Well, I used “forward”, but that’s actually not the correct way to describe it. As it’s all just MQTT messages going through the broker, each ASR just subscribes to the relevant MQTT messages and the French ASR ignores all messages except the ones with "lang": "fr", the English ASR ignores all messages except the ones with "lang": "en" and so on. So at least for multilingual profiles I don’t think we need more structure to the notion of a site ID: it seems perfectly possible to have multiple ASR systems running on the same site, as long as there are no two ASR components that react to the same language.

Hello, I’m interested in a multi-language setup, too.

I’ve seen on this issue that the detected language will be specified in the json file.

What is now still missing for a multilingual setup with one wake word for each language?

Will it be possible run rhasspy in a single container or is still one container per language needed?

thanks alot for an update, a really exciting project :slight_smile:

Hi,

I just succeeded in implementing multi languages, but I am not sure this is a good approach.
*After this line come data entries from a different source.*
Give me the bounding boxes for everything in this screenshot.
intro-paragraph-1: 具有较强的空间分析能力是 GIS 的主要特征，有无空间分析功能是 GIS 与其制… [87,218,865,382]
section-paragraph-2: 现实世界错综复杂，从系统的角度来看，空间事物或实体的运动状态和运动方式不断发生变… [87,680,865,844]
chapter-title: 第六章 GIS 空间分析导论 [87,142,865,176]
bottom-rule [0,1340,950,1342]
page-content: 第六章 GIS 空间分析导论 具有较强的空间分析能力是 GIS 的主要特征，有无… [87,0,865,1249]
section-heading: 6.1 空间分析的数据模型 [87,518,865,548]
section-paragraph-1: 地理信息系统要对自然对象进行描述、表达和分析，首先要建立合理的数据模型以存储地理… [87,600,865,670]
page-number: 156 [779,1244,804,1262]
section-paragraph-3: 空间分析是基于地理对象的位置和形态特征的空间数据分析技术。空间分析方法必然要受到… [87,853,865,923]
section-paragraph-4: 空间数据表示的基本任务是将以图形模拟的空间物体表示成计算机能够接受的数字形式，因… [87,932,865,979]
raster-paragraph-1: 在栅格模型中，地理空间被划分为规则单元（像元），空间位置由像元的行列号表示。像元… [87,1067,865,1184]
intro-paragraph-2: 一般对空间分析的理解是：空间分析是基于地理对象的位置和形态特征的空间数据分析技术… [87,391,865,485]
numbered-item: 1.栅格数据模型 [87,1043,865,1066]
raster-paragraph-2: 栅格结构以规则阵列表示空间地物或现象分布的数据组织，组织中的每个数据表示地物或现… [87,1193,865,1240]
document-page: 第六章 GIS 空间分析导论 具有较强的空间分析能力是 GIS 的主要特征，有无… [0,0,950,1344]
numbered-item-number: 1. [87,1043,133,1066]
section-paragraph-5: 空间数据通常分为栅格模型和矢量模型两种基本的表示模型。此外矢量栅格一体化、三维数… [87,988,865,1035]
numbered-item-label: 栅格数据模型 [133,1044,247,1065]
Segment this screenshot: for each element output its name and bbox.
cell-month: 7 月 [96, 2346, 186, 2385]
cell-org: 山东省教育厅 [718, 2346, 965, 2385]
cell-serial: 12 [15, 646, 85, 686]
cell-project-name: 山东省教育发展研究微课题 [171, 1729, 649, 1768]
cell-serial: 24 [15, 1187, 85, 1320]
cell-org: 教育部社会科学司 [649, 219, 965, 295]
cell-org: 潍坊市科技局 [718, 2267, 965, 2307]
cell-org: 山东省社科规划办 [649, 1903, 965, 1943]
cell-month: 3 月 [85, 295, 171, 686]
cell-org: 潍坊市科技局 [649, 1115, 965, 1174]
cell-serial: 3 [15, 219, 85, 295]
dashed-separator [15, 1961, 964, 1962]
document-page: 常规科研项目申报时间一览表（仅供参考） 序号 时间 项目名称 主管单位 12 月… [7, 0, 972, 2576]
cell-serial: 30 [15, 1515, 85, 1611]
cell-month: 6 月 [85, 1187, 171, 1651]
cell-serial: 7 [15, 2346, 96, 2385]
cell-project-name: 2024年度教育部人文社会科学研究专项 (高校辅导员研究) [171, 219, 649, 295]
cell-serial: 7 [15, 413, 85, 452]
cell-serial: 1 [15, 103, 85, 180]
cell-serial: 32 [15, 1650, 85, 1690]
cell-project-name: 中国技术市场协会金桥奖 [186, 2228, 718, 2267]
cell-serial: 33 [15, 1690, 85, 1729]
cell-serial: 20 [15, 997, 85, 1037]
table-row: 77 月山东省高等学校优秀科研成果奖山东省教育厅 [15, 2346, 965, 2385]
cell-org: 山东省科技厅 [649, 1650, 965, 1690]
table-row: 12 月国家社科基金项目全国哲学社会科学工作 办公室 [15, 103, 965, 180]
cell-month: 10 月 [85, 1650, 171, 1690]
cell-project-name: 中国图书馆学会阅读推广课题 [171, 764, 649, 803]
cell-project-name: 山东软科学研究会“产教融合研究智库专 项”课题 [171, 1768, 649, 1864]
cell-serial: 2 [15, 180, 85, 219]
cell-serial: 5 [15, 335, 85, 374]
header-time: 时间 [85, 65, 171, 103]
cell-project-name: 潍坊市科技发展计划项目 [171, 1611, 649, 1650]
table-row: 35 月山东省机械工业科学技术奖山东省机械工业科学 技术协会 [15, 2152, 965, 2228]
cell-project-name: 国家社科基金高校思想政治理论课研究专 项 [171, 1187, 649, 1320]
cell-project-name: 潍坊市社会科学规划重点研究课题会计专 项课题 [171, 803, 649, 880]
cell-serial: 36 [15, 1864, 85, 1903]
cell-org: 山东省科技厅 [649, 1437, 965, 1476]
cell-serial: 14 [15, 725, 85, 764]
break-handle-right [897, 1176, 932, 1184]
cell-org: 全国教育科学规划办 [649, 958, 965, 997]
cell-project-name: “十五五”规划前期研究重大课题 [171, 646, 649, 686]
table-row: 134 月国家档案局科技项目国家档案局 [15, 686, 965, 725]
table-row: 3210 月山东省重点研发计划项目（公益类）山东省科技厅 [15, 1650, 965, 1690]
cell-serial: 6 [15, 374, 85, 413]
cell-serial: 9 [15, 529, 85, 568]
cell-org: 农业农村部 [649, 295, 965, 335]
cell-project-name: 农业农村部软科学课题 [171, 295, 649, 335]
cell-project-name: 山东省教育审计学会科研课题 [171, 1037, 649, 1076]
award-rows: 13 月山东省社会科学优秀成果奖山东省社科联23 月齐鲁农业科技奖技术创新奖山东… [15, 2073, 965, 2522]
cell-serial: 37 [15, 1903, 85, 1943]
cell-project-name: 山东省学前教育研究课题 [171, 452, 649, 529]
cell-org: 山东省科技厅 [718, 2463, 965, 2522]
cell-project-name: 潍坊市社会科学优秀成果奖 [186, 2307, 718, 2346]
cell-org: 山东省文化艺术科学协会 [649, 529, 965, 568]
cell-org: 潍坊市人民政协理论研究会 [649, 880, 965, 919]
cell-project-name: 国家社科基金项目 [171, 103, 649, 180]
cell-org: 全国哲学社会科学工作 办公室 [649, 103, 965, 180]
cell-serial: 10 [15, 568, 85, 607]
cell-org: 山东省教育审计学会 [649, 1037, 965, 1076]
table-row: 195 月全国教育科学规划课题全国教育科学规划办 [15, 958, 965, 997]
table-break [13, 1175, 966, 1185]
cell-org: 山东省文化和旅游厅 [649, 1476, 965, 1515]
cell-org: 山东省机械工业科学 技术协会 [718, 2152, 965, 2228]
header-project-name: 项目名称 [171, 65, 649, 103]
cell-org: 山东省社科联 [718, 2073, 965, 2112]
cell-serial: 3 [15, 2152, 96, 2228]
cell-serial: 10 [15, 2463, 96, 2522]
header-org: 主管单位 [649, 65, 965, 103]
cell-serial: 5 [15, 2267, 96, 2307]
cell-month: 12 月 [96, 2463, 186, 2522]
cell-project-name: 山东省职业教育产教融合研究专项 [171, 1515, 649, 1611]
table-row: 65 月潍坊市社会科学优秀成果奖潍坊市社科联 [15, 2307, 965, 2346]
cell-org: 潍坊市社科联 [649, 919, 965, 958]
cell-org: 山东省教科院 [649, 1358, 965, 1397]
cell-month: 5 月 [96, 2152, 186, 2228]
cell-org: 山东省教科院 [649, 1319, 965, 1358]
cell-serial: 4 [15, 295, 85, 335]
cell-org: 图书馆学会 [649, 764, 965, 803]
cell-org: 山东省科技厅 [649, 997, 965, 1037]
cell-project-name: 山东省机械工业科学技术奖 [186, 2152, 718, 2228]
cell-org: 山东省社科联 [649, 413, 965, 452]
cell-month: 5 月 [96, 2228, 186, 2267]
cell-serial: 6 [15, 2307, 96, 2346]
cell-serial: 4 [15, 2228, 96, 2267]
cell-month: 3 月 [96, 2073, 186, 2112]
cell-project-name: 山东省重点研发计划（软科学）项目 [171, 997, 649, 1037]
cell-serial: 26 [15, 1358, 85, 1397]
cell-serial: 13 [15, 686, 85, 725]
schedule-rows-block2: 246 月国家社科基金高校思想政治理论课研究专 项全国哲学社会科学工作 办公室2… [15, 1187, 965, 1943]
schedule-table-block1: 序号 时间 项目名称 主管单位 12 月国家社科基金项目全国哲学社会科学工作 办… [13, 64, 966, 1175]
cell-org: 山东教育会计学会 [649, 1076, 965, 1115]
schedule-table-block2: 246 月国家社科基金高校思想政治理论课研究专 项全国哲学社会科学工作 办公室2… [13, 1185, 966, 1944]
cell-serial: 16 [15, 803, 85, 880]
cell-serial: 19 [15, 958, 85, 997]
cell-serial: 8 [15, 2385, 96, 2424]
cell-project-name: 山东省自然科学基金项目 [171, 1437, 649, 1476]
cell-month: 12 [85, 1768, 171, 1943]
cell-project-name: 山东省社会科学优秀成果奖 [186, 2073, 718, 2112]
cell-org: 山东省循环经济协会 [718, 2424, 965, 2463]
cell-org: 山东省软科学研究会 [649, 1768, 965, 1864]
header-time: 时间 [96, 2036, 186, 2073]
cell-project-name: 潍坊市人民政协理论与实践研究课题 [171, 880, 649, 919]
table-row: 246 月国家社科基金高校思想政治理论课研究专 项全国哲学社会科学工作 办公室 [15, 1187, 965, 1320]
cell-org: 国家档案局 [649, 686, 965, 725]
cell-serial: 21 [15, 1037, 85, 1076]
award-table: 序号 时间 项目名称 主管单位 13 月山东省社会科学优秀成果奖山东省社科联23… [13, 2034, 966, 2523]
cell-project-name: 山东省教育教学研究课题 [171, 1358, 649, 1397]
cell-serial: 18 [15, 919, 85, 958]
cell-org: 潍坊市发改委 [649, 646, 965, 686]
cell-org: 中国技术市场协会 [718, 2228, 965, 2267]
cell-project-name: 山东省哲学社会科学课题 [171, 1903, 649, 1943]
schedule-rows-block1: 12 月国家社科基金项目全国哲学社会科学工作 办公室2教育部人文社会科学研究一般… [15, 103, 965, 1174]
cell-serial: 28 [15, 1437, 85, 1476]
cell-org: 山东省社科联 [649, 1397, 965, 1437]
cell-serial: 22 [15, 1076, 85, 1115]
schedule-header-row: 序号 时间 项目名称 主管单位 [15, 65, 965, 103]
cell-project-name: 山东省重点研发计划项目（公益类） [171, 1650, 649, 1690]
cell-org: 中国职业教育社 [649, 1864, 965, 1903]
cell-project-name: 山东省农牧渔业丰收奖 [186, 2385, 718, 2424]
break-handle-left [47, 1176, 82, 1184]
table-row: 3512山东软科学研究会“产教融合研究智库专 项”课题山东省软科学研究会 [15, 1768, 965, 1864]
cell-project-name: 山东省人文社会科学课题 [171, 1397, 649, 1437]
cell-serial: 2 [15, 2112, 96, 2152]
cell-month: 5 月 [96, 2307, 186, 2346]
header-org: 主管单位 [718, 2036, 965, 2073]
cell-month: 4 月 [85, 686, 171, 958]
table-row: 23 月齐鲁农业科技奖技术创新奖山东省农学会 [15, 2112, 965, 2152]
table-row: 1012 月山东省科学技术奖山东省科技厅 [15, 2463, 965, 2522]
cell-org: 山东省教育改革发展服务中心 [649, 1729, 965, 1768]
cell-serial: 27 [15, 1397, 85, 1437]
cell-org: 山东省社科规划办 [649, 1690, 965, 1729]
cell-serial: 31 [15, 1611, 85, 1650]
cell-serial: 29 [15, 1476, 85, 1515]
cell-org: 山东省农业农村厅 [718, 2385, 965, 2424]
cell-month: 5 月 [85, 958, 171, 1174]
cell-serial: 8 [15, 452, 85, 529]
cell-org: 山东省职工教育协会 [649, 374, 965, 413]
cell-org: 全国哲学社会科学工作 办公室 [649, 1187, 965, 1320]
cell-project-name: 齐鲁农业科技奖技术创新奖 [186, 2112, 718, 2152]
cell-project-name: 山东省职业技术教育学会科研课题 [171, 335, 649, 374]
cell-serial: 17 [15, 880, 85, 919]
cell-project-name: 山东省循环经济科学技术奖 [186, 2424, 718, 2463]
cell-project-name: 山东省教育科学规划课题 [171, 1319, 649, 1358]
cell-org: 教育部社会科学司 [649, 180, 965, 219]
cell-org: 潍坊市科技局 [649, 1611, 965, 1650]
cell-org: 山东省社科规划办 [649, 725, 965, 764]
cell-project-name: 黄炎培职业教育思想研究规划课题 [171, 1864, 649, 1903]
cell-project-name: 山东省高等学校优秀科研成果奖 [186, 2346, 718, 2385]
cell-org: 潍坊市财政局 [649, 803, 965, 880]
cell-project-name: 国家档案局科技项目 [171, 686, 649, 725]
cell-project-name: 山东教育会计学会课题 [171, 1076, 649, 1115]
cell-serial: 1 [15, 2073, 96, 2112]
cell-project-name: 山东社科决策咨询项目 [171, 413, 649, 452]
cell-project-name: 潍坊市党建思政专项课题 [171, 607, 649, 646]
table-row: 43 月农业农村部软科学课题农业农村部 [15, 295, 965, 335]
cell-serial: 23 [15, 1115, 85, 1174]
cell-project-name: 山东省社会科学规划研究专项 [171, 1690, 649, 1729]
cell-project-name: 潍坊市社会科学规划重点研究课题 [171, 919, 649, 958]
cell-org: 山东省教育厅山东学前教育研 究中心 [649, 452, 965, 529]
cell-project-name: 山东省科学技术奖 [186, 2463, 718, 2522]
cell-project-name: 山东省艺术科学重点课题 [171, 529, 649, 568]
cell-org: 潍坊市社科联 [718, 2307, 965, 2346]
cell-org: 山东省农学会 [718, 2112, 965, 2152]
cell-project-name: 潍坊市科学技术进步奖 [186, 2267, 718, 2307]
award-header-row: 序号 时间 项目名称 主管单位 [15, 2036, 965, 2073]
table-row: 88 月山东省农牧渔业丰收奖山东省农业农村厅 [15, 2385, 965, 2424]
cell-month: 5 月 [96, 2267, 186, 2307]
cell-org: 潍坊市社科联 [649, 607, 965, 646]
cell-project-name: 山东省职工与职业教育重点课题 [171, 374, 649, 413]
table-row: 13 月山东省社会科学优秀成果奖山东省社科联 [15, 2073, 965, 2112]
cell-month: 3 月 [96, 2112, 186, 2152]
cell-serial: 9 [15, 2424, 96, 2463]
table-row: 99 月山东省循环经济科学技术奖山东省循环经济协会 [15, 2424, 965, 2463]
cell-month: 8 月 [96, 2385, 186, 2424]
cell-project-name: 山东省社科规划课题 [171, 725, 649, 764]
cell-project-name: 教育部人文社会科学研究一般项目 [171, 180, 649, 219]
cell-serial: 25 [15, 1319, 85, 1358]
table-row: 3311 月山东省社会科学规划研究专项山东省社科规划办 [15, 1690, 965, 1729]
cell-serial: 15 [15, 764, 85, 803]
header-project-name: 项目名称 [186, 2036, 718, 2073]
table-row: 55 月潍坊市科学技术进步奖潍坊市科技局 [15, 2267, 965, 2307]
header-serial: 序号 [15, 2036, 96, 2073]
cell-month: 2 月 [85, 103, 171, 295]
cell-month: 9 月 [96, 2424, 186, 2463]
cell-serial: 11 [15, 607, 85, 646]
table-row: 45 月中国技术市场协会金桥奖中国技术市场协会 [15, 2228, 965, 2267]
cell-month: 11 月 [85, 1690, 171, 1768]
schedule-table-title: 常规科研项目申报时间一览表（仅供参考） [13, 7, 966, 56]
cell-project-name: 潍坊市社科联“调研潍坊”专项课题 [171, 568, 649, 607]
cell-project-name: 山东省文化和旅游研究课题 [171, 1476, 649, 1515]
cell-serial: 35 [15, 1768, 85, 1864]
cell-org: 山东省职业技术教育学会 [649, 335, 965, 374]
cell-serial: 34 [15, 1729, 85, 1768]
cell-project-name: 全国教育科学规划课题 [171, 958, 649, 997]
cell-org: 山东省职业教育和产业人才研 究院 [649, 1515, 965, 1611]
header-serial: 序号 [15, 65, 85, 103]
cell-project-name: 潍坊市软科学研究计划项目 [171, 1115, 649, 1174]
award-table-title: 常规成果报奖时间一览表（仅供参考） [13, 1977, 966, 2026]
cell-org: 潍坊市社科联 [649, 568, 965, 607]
  1. I have a complete system with Rhasspy (SiteId:nl = dutch language), Domoticz, MosQuiTTo and Node-read. On another pi runs Kodi.
    Config:
  • SiteId: nl
  • MQTT: External (on my pi-nl)
  • Audio recording: PyAudio
  • Wake Word: Porcupine (porcupine…ppn)
  • Speech to Text: Kaldi
  • Intent Recognition: Fsticuffs
  • Text to Speech: Espeak
  • Audio Playing: aplay
  • Dialogue Management: Rhasspy
  • Intent Handling: Local Command
  1. I wanted also an english voice interface, so I used an old laptop with debian to install another Rhasspy instance (siteId:en = english language).
    Config:
  • SiteId: en
  • MQTT: External (on my pi-nl)
  • Audio recording: Hermes MQTT
  • Wake Word: Porcupine (blueberry…ppn)
  • Speech to Text: Kaldi
  • Intent Recognition: Fsticuffs
  • Text to Speech: Espeak
  • Audio Playing: Remote HTTP (http://pi-nl:12101/api/wav
  • Dialogue Management: Rhasspy
  • Intent Handling: Local Command
  1. In node-red I catch all MQTT messages with topic hermes/audioServer/nl/audioFrame and send them with topic hermes/audioServer/en/audioFrame to MQTT

  2. In node-red I catch all MQTT messages with topic hermes/audioServer/en/playBytes/# and replace the en in the topic with nl and send the result to MQTT

The only differences in my english version are: SiteId, Audio Recording, Audio Playing and Wake Word and of course sentences.ini and slots files

It works, is simple and no other config is necessary. But is it a correct solution?